The funny thing is that the first part of what you wrote reminded me how I had a ton of trouble intercepting, distracting, and extracting the escort tanks in "Traitor's Caravan", so I just decided "fuck it I'll go Nuclear on them" since I'd spent like an hour on this. So I dropped in with a tank and demolished them, but when I approached, the Skulls emerged. And the center of the camera's attention, the leader skull, jumped right into a hill, clipping through it entirely, and continuing its dramatic post landing stance.
It kind of threw me off that they hadn't accounted for that possibility, and it kind of ruined the gravitas of that moment. It was a good indicator of how they eventually appear though, at the beginning of the game the skulls are damn near terrifying, and you want to avoid conflict as much as possible. The first encounter, as contrived as the reasoning to first players to turn around is, it provided a very tense situation.
At first I thought their weapons were FAMAS' and was excited that we were getting all this weird phantom future tech like that and Sahelanthropus. I thought for sure the game would have some actual psychic prediction story point to explain this, like Sahel was developed based on not just Granin's research but Psycho Kiddo's visions of the future. The best way to capitalize would be to eventually bring in primitive Gekko enemies now that I think about it, something completely foreign to the characters, but enhancing the mystery nicely. Though I hadn't though of it at the time.

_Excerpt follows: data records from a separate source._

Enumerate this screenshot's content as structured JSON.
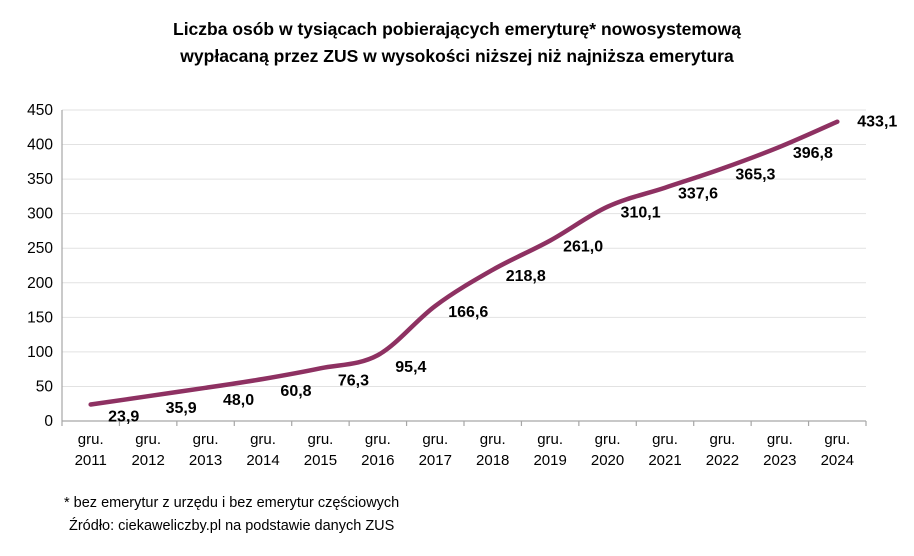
{
  "title": {
    "line1": "Liczba osób w tysiącach pobierających emeryturę* nowosystemową",
    "line2": "wypłacaną przez ZUS w wysokości niższej niż najniższa emerytura"
  },
  "chart_data": {
    "type": "line",
    "smooth": true,
    "categories": [
      {
        "top": "gru.",
        "bottom": "2011"
      },
      {
        "top": "gru.",
        "bottom": "2012"
      },
      {
        "top": "gru.",
        "bottom": "2013"
      },
      {
        "top": "gru.",
        "bottom": "2014"
      },
      {
        "top": "gru.",
        "bottom": "2015"
      },
      {
        "top": "gru.",
        "bottom": "2016"
      },
      {
        "top": "gru.",
        "bottom": "2017"
      },
      {
        "top": "gru.",
        "bottom": "2018"
      },
      {
        "top": "gru.",
        "bottom": "2019"
      },
      {
        "top": "gru.",
        "bottom": "2020"
      },
      {
        "top": "gru.",
        "bottom": "2021"
      },
      {
        "top": "gru.",
        "bottom": "2022"
      },
      {
        "top": "gru.",
        "bottom": "2023"
      },
      {
        "top": "gru.",
        "bottom": "2024"
      }
    ],
    "values": [
      23.9,
      35.9,
      48.0,
      60.8,
      76.3,
      95.4,
      166.6,
      218.8,
      261.0,
      310.1,
      337.6,
      365.3,
      396.8,
      433.1
    ],
    "value_labels": [
      "23,9",
      "35,9",
      "48,0",
      "60,8",
      "76,3",
      "95,4",
      "166,6",
      "218,8",
      "261,0",
      "310,1",
      "337,6",
      "365,3",
      "396,8",
      "433,1"
    ],
    "ylim": [
      0,
      450
    ],
    "ytick_step": 50,
    "y_tick_labels": [
      "0",
      "50",
      "100",
      "150",
      "200",
      "250",
      "300",
      "350",
      "400",
      "450"
    ],
    "grid": true,
    "legend": "none",
    "line_color": "#8E3162",
    "grid_color": "#E2E2E2",
    "axis_color": "#A6A6A6",
    "text_color": "#000000",
    "label_color": "#000000"
  },
  "footnotes": {
    "asterisk": "* bez emerytur z urzędu i bez emerytur częściowych",
    "source": "Źródło: ciekaweliczby.pl na podstawie danych ZUS"
  }
}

But yeah, the Skulls could really have been a really amazing boss unit, but since they don't have any characterization or even squad leaders that distinguish between the horde, they are just kind of another wasted story element. I thought it was also strange how they never explained why Skulls were like Cyborgs but Quiet wasn't, and why they seemed like more "complete" Skulls, except I guess Skullface let Quiet look less like a corpse to get Venom's trust.